How is Wellcome supporting the fight against malaria?
Wellcome has supported research into malaria since we awarded our first grants to researchers back in 1938. Our funding in the UK and in countries where malaria is endemic has helped build knowledge and tools that have directly and indirectly led to advances in treatments to prevent and manage the disease. For example, we supported:
- the development of the RTS,S vaccine through research at the Kemri-Wellcome Trust Research Programme in Kenya, and funding from the Health Innovation Challenge Fund, a partnership between Wellcome and the UK government
- large trials of artemisinin-based therapies which led to their recommendation as first-line of treatment for malaria in 2006
- trials that demonstrated the effectiveness of insecticide-treated bed nets in reducing transmission from mosquitoes to people
- research in basic biology and parasitology, as well as genetics, immunology, the history of medicine and clinical research which have all informed progress in malaria research.
Reducing the risk and impact of infectious diseases
Infectious diseases cause around a quarter of all deaths in the world – and the risk of new infections emerging is rising.
We want to ensure everyone, everywhere is protected from the threat of infectious diseases like malaria. To do that, we plan to:
- increase understanding of why diseases emerge and what drives escalation
- shift investment towards prevention and support this with tools that will help detect or predict escalating outbreaks
- and create products that are affordable, accessible and available.

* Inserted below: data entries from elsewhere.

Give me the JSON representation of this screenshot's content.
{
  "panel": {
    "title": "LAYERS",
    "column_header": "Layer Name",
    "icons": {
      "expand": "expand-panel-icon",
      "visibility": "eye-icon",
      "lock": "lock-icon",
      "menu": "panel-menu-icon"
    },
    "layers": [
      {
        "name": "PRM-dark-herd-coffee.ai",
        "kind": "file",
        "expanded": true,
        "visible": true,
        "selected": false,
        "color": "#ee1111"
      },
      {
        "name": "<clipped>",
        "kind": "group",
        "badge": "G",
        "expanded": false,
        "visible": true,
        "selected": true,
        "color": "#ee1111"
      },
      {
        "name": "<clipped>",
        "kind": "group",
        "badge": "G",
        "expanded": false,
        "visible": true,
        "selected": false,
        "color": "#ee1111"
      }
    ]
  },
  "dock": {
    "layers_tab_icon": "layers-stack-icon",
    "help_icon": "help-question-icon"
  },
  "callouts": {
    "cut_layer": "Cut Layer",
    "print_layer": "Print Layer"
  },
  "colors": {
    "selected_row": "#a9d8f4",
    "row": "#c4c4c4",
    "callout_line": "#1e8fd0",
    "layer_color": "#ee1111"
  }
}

A second vaccine for malaria
We’ve also part-funded the development of the new R21 malaria vaccine since 2017, which is currently being tested in a Phase 3 trial. If successful, its creators hope to license the vaccine for widespread use next year.
“It has taken a long time to get the R21 vaccine,” says Michael Chew, a Research Manager in Wellcome’s Discovery Research team. “Malaria is a complex parasite with multiple stages. It is constantly evolving. If R21 proves effective and is rolled out to endemic populations, the impact will be spectacular in terms of mortality and morbidity, especially among children and pregnant women in resource-challenged countries.”
Pete Gardner, a Research Lead in Wellcome’s Infectious Disease team, adds: “This vaccine could have a huge impact on people who live in countries where malaria is a threat. Whilst the RTS,S vaccine which was recently licensed and pre-qualified by the WHO is a huge achievement and the first vaccine for human parasitic disease, the efficacy is still quite low.
“We need a higher efficacy and low-cost vaccine urgently. R21 looks very promising as an anti-disease vaccine to protect children under five who make up approximately 80% of deaths in Africa from malaria.”
The lessons learned from developing the RTS,S and the R21 vaccines, such as the potential of human infection studies, will not only inform future vaccines for malaria, but vaccines for other diseases and research in other fields too. At Wellcome, we believe the greatest advances in knowledge can come from unexpected places – and that’s why we’re committed to continue funding ambitious discovery research that has the potential to improve people’s health, as well as targeted funding for infectious disease research.